5 Reasons Vinyl is Better
I'm a music lover. Spent my entire life embracing sounds, artists and the equipment used to enjoy it. I've had genuine love for each new and supposedly game-changing format. I can see why the digital format is rocking the universe. But I would be remiss if I didn't admit when I think of the best ways to listen to music, it goes back to where I started: the vinyl recording.
I think it's unfortunate that vinyl has become something of a rarity. Vinyl remains a great way to enjoy music. Put down that iPad for a second and take a look at five reasons why vinyl is better than any other music format.
There's a greater chance you'll explore new forms of music.
Go into iTunes or open your Tidal account and you go straight to the tune you want. Ariana Grande, the new one from Mariah or that tune you heard from this old group called the Rolling Stones, you put what you want in your cart and download.
At the record store, you might end up buying something you wouldn't have otherwise. A big part of the vinyl experience is finding something outside your comfort zone. The Belieber could discover 70s soul! The Britney Spears fan could learn why Cher is forever!
Buying Vinyl is an Unparalleled Experience
No one spends hours in a digital music store. In today's world, we're more interested in the Adele video that's getting millions of hits on YouTube. At the record store, time can fly while you explore amazing album art or unique artists like Captain Sky. You might drop some cash just to hear the sounds.
A Vinyl Collection can be an Investment
Think 30 years from now. How many people will you come across looking for Drake or Maroon 5? Not many. Digital is indeed forever. But that also means it will always be available. While you won't even be able to legally sell your MP3, the collector can sell that vinyl record.
Anyone with a vinyl collection has brokered a collection that can't be found anywhere else. For a solid comparison, your digital copy of the Beatles "Yesterday and Today" will never make you money. In 1996, a vinyl copy sold for $38,800.
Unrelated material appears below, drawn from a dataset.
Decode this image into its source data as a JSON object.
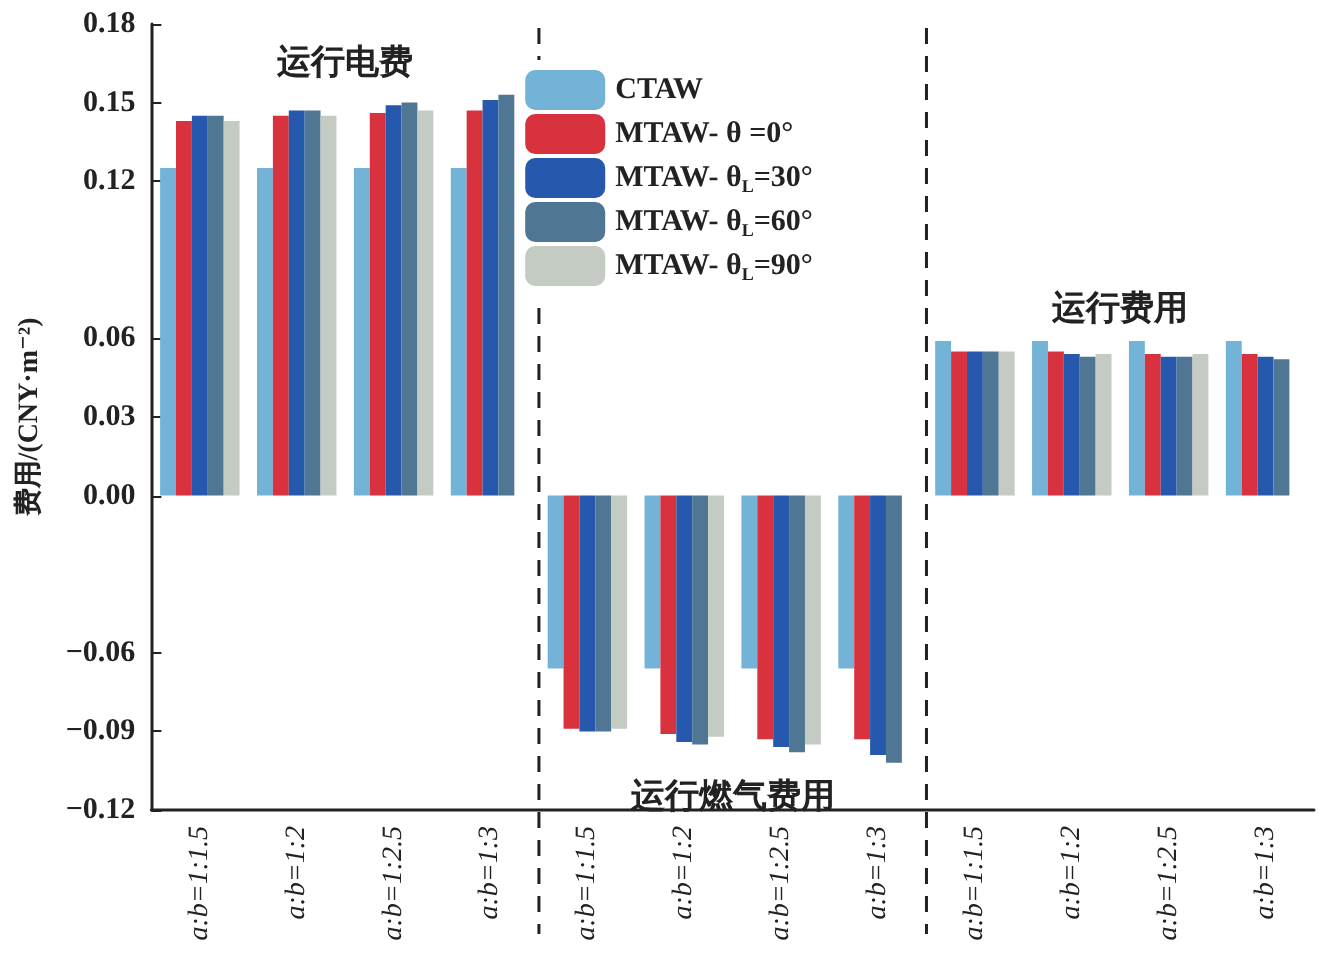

Vinyl Doesn't Have to Be Loud
Vinyl – as well as earlier formats like tape and 8-track — doesn't have to be loud. CD and digital music are artificially engineered formats that can't be louder. It's why so many people in public with headphones have their music so loud you can hear it across the street. Digital is a flat format transferred to a file that loses texture and depth. If you need proof, play a digital version of a song and then the vinyl version. Note which sounds better without having to turn the volume up.
Vinyl Sounds Better
And the debate goes on. Your digital music does indeed have that clean sound, but it will never have that rich, mahogany-warm spirit you get from vinyl. Audio compressed digital is designed to lose something. You can go 56 and have room for more music, go the standard 128 or go as high as 356 for a better sound, but sacrificing storage space.
As vinyl was engineered to be listened to under specific circumstances with no compromise, it will always sound as good as the originators intended it to.